Lamont’s budget director, Office of Policy and Management Secretary Melissa McCaw, did not offer specifics, but said the administration is closely monitoring the nursing home situation.

“I greatly appreciate the role that our nursing homes play on the front line of care with respect to the elderly and other populations,” McCaw said. “This is not the final conversation.”

Officials with the Department of Public Health declined to comment Wednesday, but Department of Social Services spokesman David Dearborn said in a statement that the administration is “reviewing the letter and proposal.”

“Meanwhile, more than $36 million in across-the-board Medicaid payment increases are already being provided to help nursing facilities and their dedicated staff with the extraordinary costs of COVID-19,” said Dearborn.

Earlier this month, Lamont ordered a 10% rate increase for Medicaid payments made to nursing homes between April 1 and June 30. About 70% of nursing home care here is paid for with federal and state Medicaid dollars.

The rate hike translated into an $11.6 million payment to homes by April 7, with projections that by the end of June facilities would have received an extra $35.3 million.

In addition, facilities that opt to specialize in care for COVID-19-infected patients would be eligible for a $600-per-day payment for each person served, more than double the average daily rate.

But while only a handful of facilities would specialize in treating infected seniors, all homes are being overwhelmed by the pandemic, industry leaders argued.

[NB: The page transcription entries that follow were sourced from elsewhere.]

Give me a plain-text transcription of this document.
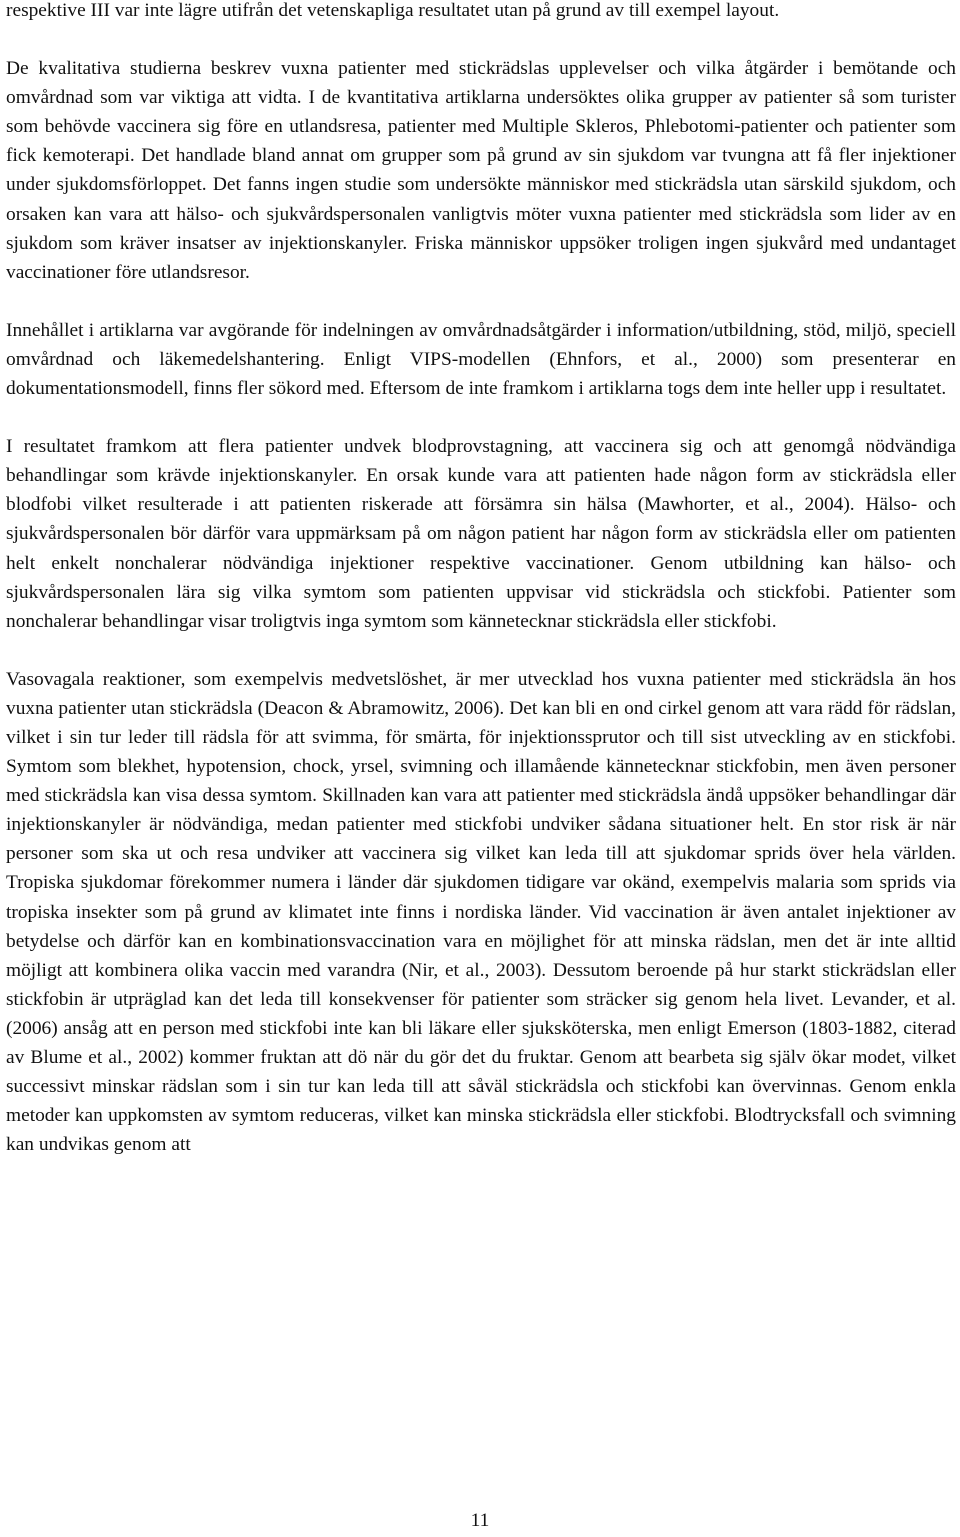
respektive III var inte lägre utifrån det vetenskapliga resultatet utan på grund av till exempel layout.

De kvalitativa studierna beskrev vuxna patienter med stickrädslas upplevelser och vilka åtgärder i bemötande och omvårdnad som var viktiga att vidta. I de kvantitativa artiklarna undersöktes olika grupper av patienter så som turister som behövde vaccinera sig före en utlandsresa, patienter med Multiple Skleros, Phlebotomi-patienter och patienter som fick kemoterapi. Det handlade bland annat om grupper som på grund av sin sjukdom var tvungna att få fler injektioner under sjukdomsförloppet. Det fanns ingen studie som undersökte människor med stickrädsla utan särskild sjukdom, och orsaken kan vara att hälso- och sjukvårdspersonalen vanligtvis möter vuxna patienter med stickrädsla som lider av en sjukdom som kräver insatser av injektionskanyler. Friska människor uppsöker troligen ingen sjukvård med undantaget vaccinationer före utlandsresor.

Innehållet i artiklarna var avgörande för indelningen av omvårdnadsåtgärder i information/utbildning, stöd, miljö, speciell omvårdnad och läkemedelshantering. Enligt VIPS-modellen (Ehnfors, et al., 2000) som presenterar en dokumentationsmodell, finns fler sökord med. Eftersom de inte framkom i artiklarna togs dem inte heller upp i resultatet.

I resultatet framkom att flera patienter undvek blodprovstagning, att vaccinera sig och att genomgå nödvändiga behandlingar som krävde injektionskanyler. En orsak kunde vara att patienten hade någon form av stickrädsla eller blodfobi vilket resulterade i att patienten riskerade att försämra sin hälsa (Mawhorter, et al., 2004). Hälso- och sjukvårdspersonalen bör därför vara uppmärksam på om någon patient har någon form av stickrädsla eller om patienten helt enkelt nonchalerar nödvändiga injektioner respektive vaccinationer. Genom utbildning kan hälso- och sjukvårdspersonalen lära sig vilka symtom som patienten uppvisar vid stickrädsla och stickfobi. Patienter som nonchalerar behandlingar visar troligtvis inga symtom som kännetecknar stickrädsla eller stickfobi.

Vasovagala reaktioner, som exempelvis medvetslöshet, är mer utvecklad hos vuxna patienter med stickrädsla än hos vuxna patienter utan stickrädsla (Deacon & Abramowitz, 2006). Det kan bli en ond cirkel genom att vara rädd för rädslan, vilket i sin tur leder till rädsla för att svimma, för smärta, för injektionssprutor och till sist utveckling av en stickfobi. Symtom som blekhet, hypotension, chock, yrsel, svimning och illamående kännetecknar stickfobin, men även personer med stickrädsla kan visa dessa symtom. Skillnaden kan vara att patienter med stickrädsla ändå uppsöker behandlingar där injektionskanyler är nödvändiga, medan patienter med stickfobi undviker sådana situationer helt. En stor risk är när personer som ska ut och resa undviker att vaccinera sig vilket kan leda till att sjukdomar sprids över hela världen. Tropiska sjukdomar förekommer numera i länder där sjukdomen tidigare var okänd, exempelvis malaria som sprids via tropiska insekter som på grund av klimatet inte finns i nordiska länder. Vid vaccination är även antalet injektioner av betydelse och därför kan en kombinationsvaccination vara en möjlighet för att minska rädslan, men det är inte alltid möjligt att kombinera olika vaccin med varandra (Nir, et al., 2003). Dessutom beroende på hur starkt stickrädslan eller stickfobin är utpräglad kan det leda till konsekvenser för patienter som sträcker sig genom hela livet. Levander, et al. (2006) ansåg att en person med stickfobi inte kan bli läkare eller sjuksköterska, men enligt Emerson (1803-1882, citerad av Blume et al., 2002) kommer fruktan att dö när du gör det du fruktar. Genom att bearbeta sig själv ökar modet, vilket successivt minskar rädslan som i sin tur kan leda till att såväl stickrädsla och stickfobi kan övervinnas. Genom enkla metoder kan uppkomsten av symtom reduceras, vilket kan minska stickrädsla eller stickfobi. Blodtrycksfall och svimning kan undvikas genom att

11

And sources say the additional funding only would cover  25% to 50% of the industry’s increased staffing and equipment costs.

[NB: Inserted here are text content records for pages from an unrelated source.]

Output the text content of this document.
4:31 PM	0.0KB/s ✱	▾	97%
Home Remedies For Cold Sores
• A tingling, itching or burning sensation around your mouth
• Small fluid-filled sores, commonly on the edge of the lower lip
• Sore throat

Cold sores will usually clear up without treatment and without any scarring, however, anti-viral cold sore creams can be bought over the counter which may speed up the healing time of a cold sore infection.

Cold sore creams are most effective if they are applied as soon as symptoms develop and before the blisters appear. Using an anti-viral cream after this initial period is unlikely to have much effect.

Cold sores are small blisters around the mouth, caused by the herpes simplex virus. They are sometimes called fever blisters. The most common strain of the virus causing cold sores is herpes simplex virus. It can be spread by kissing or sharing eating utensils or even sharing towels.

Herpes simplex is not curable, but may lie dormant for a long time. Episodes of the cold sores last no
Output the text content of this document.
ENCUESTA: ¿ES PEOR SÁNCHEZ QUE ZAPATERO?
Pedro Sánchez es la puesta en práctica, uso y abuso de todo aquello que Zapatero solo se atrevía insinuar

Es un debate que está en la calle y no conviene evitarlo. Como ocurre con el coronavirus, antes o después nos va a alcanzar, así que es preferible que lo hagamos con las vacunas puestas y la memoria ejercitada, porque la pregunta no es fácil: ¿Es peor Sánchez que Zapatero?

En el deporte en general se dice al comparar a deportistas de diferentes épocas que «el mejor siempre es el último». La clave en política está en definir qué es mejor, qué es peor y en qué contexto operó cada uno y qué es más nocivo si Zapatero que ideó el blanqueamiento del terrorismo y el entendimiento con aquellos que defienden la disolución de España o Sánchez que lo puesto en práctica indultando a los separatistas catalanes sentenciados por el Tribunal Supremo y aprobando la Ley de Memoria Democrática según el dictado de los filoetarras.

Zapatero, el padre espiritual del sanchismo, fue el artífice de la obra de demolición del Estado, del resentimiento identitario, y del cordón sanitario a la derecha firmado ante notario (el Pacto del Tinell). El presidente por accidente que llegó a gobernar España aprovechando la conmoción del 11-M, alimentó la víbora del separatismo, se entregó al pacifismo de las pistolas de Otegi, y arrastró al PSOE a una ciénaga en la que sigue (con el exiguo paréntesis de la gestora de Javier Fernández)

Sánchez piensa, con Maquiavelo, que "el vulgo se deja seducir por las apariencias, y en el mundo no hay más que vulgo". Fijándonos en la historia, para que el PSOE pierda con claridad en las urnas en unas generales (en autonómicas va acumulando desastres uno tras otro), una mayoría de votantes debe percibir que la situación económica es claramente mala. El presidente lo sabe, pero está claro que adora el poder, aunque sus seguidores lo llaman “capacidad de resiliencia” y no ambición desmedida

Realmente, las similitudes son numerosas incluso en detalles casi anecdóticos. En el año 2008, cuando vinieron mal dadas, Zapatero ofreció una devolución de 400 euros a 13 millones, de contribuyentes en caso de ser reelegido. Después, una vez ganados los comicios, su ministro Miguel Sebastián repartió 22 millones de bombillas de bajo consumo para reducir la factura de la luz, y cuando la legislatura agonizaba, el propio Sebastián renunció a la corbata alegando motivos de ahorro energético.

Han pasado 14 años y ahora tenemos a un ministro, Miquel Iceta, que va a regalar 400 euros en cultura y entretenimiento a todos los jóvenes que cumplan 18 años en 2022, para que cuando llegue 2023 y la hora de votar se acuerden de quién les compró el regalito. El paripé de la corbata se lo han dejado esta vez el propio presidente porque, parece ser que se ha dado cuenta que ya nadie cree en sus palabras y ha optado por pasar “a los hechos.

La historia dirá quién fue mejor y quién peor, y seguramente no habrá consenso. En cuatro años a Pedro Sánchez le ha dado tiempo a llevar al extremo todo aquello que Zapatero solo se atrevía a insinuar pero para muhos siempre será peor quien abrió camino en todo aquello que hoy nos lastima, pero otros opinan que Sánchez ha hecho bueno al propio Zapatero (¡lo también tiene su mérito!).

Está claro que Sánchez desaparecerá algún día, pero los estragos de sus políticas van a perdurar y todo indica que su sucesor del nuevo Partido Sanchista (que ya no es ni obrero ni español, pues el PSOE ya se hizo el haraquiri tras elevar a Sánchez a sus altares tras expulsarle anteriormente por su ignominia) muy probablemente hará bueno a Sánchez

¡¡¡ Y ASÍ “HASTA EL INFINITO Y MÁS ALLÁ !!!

“Nursing home employees are sick and exhausted,” Morelli and Barrett said. “They are calling out or resigning due to illness or justifiable fear of what coming to work could mean for their health and the health of their families. Nursing home providers, out of necessity, are paying enormous wage increases, differentials and bonuses just to maintain staff.”

“This pandemic is causing a nursing home workforce crisis never experienced before in our state,” they wrote. “This crisis threatens the very ability of our nursing homes to care for the residents.”

PPE costs are enormous
McKnight’s, an online news site specializing in long-term care issues, published an analysis earlier this month of personal protection equipment cost increases amidst the pandemic.

Mark-ups included: 215% for hand sanitizer; 267% for latex gloves; 1,513% for N95 masks; and 2,000% for disposable gowns.

And with price hikes like this, industry officials say, if more cash relief isn’t provided soon, it will be too late to keep some homes solvent.

One of the fiscal relief measures Congress enacted last month will pump $35 billion in emergency Medicaid funds into the states. And while Lamont administration officials note Connecticut hasn’t received its funding yet, members of the state’s congressional delegation and nonprofit policy think-tanks project the state’s share at $440 million.

The $35 million pledged by Lamont to nursing homes would come from this pool. And Connecticut’s hospitals, clinics, certain community-based social service agencies and other care providers also are laying claim to a portion of those funds.

“We have to make sure all of our stakeholders receive some relief,” McCaw said. “The needs are vast and we have to support the entire continuum.”

State Sen. Cathy Osten, D-Sprague, co-chairwoman of the legislature’s Appropriations Committee, called Wednesday for Connecticut to reassess pledged and anticipated funding to nursing homes and other care providers.

“We need to look at this broadly and recognize that this issue has been brought to light because of the rates that we’ve been paying for years,” Osten said. “I think there’s been a problem with [inadequate] funding for probably a decade-and-a-half now for workers who are that safety net for our most vulnerable.”